Wicked Queer also works hard to center LGBTQ+ filmmakers from across the world. Among these creatives was Steph Farber (LA’14), a Jewish lesbian filmmaker. Farber’s short film “Digital Warfare” (2023) was featured among the festival’s comedy shorts.
Presented with nine other comedy shorts at the Paramount Center, “Digital Warfare” follows two sisters fighting over whose turn it is to refill their popcorn bowl. What ensues is a dramatic, farcical thumb-wrestling battle.
“I have a weirdly strong thumb muscle and I don’t really know why,” Farber said. “Because of that, I was like, oh, wouldn’t it be really fun if there was this movie about someone who was in this underground thumb wrestling ring?”

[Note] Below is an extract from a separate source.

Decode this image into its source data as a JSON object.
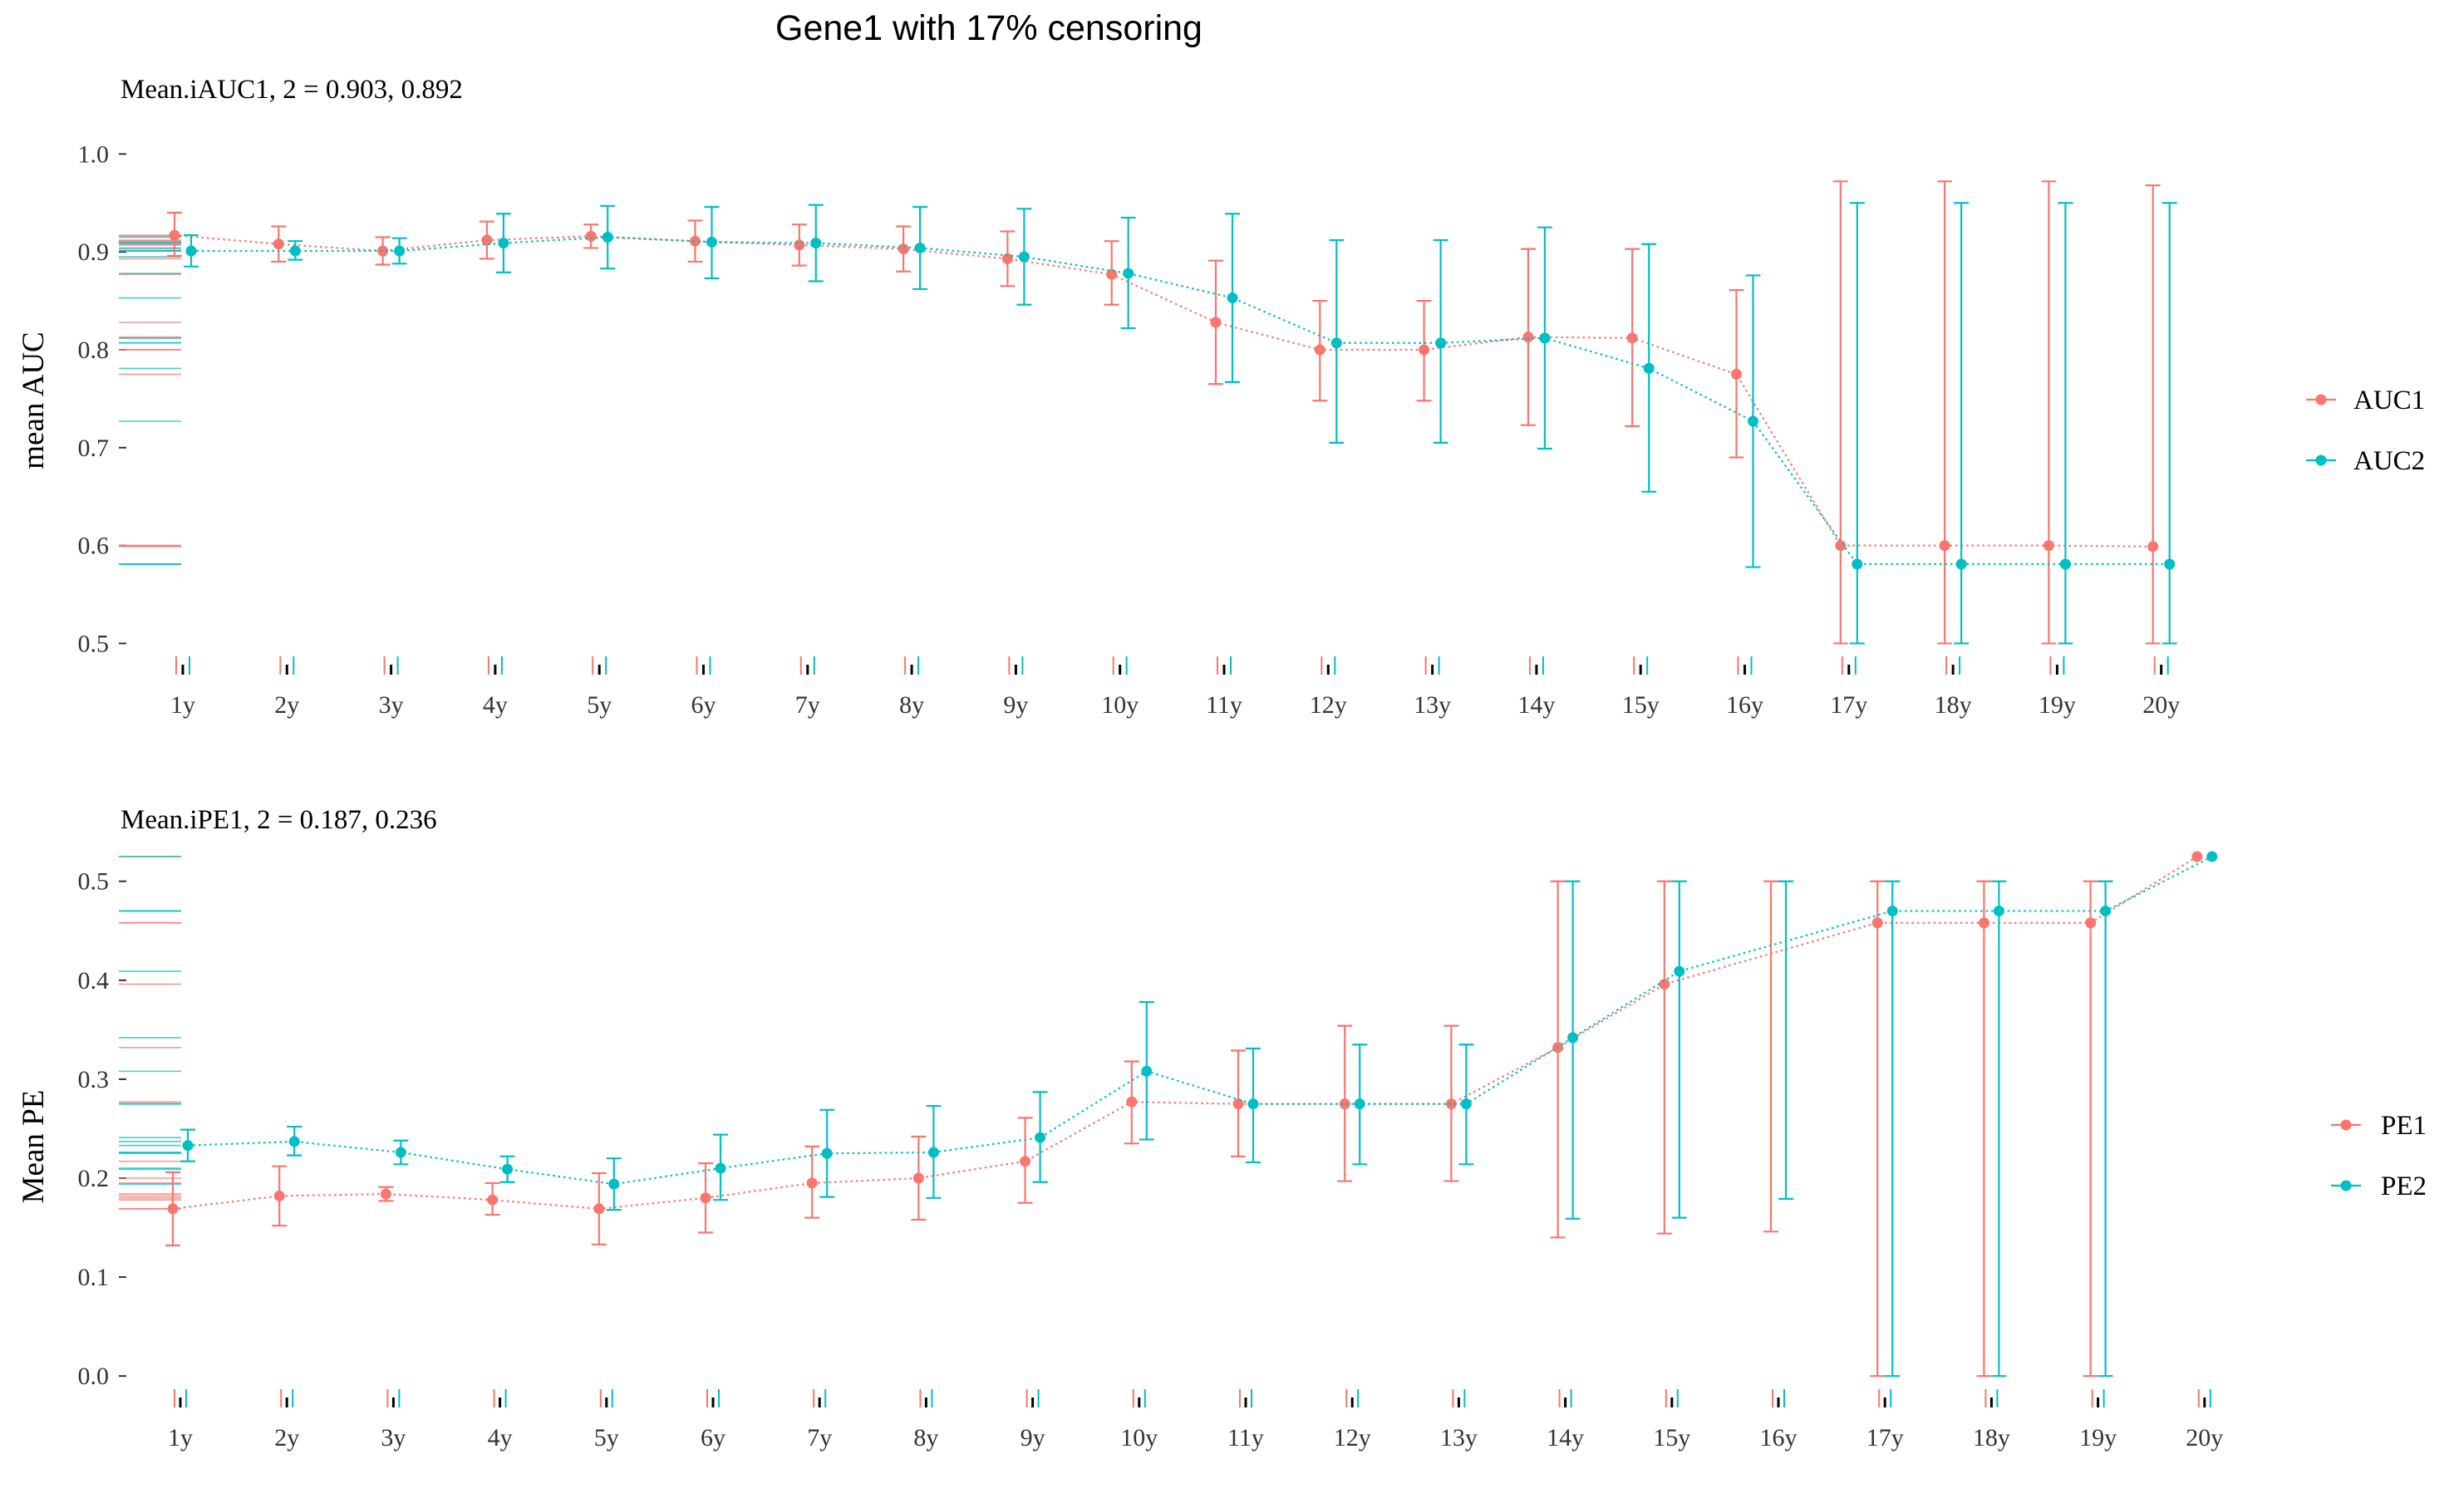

This singular vision has taken Farber to a multitude of festivals and showings, ultimately returning to Boston for one of the short’s final screening opportunities. For Farber, this was a sort of homecoming.
“It was really nice to walk through some of the familiar spaces from when I lived here, but also have this entirely new experience and reason to be here,” Farber said. “It’s a very powerful thing to be back in an old space as a new version of yourself.”
Farber, who majored in English at Tufts, didn’t begin experimenting with filmmaking until long after college. Her advice for aspiring creatives? Start now.
“Do the things that scare you while you have the resources of your college to help you to support your dreams,” Farber offered. “I let myself feel really intimidated by a lot of things that I did not need to feel intimidated by. And so, don’t feel intimidated, just do the things.”
Though this year’s festival may have passed, Cotter and all those at Wicked Queer are looking forward to future programming. This includes an upcoming documentary festival, as well as their next annual celebration, which will usher in Wicked Queer’s 40th anniversary. Even as they celebrate 40 years, Wicked Queer’s mission stays the same: creating community.
“There are spaces for us, which are bars, but not everyone is interested in drinking. I think that, if we can gather in places that offer a space for everybody, I think that that’s something that we’re missing,” Cotter said. “Anytime that we can get together and gather and dialogue I think is important and revolutionary.”